Nimble-footed mouse
- Conservation status: Least Concern (IUCN 3.1)

Scientific classification
- Kingdom: Animalia
- Phylum: Chordata
- Class: Mammalia
- Order: Rodentia
- Family: Cricetidae
- Subfamily: Neotominae
- Genus: Peromyscus
- Species: P. levipes
- Binomial name: Peromyscus levipes Merriam, 1898

= Nimble-footed mouse =

- Genus: Peromyscus
- Species: levipes
- Authority: Merriam, 1898
- Conservation status: LC

Species of rodent

The nimble-footed mouse (Peromyscus levipes) is a species of rodent in the family Cricetidae. It is a species of the genus Peromyscus, a closely related group of New World mice often called "deermice". It is endemic to Mexico.

==Description==
The nimble-footed mouse has a typical mouse-like appearance, and closely resembles other members of the Peromyscus boylii species group, from some of which it can only be distinguished by genetic analysis. It has tawny or buff fur over most of the body, with dusky hairs and white or creamy-white under parts. There is a ring of darker fur around the eyes, and sometimes on the muzzle, and often a faint blackish line down the middle of the back. Adults range from 18 to 22 cm in total length, a little over half of which consists of the tail, and weigh from 20 to 30 g.

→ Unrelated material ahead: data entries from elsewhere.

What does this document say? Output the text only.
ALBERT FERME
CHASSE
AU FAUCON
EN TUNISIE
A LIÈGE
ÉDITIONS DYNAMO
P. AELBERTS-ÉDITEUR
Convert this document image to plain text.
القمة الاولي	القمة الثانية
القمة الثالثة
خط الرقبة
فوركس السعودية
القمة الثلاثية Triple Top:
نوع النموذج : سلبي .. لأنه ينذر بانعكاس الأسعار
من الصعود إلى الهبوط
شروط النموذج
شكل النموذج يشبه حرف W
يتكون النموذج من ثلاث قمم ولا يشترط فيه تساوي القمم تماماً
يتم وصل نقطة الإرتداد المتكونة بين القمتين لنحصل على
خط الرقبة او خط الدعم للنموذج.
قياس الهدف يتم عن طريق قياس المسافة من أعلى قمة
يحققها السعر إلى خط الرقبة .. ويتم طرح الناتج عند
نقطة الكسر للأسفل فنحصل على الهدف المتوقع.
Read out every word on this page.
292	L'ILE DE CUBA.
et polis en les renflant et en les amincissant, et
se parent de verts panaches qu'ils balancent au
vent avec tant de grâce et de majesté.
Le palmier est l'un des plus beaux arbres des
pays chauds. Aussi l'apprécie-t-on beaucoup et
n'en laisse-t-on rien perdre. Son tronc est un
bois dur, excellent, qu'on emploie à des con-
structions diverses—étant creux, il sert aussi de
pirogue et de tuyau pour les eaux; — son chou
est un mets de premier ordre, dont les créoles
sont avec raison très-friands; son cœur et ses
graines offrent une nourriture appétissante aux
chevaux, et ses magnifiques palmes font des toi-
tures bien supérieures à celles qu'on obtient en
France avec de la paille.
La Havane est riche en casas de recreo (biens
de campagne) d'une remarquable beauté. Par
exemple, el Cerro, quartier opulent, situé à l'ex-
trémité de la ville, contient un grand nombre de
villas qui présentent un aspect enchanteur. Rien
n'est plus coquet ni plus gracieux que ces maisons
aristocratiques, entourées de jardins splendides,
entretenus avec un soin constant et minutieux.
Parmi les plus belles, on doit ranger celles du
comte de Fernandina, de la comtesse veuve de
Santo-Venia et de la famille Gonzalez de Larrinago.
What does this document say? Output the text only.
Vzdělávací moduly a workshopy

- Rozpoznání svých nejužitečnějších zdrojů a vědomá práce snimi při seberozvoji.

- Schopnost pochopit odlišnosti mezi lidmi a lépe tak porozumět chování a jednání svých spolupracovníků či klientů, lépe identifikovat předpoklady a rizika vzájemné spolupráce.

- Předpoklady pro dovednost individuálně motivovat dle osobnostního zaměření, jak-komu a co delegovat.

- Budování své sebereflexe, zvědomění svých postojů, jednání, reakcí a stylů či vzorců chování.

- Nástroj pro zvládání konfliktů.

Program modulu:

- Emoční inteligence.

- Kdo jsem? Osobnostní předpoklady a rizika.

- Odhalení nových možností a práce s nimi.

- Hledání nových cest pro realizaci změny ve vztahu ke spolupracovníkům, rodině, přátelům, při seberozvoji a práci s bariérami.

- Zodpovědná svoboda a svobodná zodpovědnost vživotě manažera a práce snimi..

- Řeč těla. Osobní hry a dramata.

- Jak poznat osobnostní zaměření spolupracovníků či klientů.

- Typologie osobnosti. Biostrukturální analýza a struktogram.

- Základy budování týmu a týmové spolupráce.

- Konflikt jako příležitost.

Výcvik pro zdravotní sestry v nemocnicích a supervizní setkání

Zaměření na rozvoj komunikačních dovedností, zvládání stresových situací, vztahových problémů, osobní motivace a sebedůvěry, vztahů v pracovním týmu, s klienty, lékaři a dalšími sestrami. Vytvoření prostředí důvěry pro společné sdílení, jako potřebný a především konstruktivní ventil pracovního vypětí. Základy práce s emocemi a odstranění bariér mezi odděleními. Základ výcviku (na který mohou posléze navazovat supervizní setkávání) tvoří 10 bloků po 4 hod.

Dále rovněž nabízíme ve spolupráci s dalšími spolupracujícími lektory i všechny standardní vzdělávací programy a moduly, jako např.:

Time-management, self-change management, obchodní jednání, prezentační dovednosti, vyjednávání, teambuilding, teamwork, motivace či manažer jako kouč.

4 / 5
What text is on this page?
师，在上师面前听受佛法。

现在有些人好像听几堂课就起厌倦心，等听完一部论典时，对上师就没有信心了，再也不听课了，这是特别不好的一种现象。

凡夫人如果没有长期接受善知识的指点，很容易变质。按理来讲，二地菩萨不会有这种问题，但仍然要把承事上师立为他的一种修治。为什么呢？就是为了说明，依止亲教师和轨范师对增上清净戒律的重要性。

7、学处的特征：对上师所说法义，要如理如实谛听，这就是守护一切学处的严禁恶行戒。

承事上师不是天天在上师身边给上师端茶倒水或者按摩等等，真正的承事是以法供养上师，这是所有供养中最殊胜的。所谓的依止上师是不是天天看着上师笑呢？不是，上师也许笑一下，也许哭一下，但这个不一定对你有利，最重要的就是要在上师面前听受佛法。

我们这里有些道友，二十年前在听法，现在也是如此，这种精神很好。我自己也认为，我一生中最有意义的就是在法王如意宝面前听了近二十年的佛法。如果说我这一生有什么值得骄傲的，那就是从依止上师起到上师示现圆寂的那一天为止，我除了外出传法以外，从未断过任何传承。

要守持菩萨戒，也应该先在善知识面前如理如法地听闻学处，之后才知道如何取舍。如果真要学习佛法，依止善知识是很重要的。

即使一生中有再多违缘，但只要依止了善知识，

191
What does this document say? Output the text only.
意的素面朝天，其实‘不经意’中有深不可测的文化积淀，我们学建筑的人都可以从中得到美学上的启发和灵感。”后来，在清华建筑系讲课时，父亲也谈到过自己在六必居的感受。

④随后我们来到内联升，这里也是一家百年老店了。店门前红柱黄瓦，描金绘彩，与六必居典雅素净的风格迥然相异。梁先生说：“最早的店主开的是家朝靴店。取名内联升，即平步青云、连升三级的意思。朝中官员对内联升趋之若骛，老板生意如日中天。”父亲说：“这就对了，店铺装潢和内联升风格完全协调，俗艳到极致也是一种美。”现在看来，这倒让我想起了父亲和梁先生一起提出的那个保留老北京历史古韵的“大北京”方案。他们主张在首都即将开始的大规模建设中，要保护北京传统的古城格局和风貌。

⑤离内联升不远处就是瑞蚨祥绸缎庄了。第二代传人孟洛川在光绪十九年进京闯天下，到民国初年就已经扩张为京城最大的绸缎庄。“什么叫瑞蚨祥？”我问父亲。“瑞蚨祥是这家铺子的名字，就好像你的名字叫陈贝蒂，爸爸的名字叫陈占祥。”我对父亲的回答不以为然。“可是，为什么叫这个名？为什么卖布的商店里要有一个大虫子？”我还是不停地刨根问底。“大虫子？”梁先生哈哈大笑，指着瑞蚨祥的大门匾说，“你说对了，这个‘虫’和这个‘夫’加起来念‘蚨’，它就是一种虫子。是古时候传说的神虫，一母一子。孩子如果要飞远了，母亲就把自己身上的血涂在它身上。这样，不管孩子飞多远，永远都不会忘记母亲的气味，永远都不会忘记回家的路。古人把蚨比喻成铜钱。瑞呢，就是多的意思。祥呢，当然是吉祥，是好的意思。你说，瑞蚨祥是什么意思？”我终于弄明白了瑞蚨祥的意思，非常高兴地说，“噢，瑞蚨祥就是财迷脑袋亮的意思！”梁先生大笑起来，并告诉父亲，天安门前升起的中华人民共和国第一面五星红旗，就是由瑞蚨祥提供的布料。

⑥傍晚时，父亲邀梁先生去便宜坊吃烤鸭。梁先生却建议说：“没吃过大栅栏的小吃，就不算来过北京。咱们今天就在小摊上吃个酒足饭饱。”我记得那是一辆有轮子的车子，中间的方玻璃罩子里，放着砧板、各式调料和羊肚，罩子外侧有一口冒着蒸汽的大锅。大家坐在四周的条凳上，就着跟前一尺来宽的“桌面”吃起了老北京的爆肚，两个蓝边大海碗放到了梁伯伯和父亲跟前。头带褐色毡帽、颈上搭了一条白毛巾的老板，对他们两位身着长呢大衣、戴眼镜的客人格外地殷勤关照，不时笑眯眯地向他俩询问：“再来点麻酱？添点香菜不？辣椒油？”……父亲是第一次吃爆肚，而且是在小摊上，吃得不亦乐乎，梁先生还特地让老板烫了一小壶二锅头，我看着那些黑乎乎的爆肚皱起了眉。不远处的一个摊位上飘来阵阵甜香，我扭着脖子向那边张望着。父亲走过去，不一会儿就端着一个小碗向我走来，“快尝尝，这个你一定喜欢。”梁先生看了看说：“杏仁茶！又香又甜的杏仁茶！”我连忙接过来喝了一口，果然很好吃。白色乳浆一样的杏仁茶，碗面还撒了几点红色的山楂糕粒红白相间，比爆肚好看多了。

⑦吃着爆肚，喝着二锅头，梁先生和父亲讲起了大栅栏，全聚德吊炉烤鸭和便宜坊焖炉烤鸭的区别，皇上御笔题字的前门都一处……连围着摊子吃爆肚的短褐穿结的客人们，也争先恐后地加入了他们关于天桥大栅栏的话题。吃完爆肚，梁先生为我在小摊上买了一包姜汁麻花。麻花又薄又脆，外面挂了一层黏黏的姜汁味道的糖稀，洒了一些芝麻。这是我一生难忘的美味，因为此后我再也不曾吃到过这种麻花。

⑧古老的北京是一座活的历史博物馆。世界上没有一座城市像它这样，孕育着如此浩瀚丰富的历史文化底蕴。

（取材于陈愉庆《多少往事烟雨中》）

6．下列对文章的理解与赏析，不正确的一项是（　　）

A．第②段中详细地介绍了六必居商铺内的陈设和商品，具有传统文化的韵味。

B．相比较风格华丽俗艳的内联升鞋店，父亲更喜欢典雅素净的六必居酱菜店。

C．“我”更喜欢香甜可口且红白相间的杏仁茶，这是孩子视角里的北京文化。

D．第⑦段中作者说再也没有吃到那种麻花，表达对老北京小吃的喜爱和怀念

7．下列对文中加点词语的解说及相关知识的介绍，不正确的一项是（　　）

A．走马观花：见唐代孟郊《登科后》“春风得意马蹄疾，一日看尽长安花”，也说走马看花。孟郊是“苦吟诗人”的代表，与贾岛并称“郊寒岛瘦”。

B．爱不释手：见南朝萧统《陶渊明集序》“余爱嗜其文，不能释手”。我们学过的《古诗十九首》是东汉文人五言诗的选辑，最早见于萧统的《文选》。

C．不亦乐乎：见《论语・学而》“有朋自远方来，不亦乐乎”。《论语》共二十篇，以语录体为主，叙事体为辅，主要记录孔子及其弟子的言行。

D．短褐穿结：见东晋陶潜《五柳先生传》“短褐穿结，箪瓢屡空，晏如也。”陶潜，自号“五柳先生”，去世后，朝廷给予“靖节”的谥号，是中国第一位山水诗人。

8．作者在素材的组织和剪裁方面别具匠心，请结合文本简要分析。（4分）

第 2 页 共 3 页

==Distribution and habitat==
The nimble-footed mouse is found only in Mexico, where it inhabits the Sierra Madre Oriental mountains from Nuevo León in the north to Puebla in the south. It inhabits rocky areas such as bluffs and creeks within forests dominated by oak, pine, juniper, or sweet gum, as well as within cloud forests.

Two subspecies are currently recognised:
- P. l. levipes - majority of range
- P. l. ambiguus - Neuvo León and western Tamaulipas

==Biology==
Nimble-footed mice are herbivorous and are commonly found in areas dominated by trees, with a typical population density of 16 to 41 /ha. Known predators include barn owls and mottled owls. They breed two or three times a year, probably without any distinct breeding season.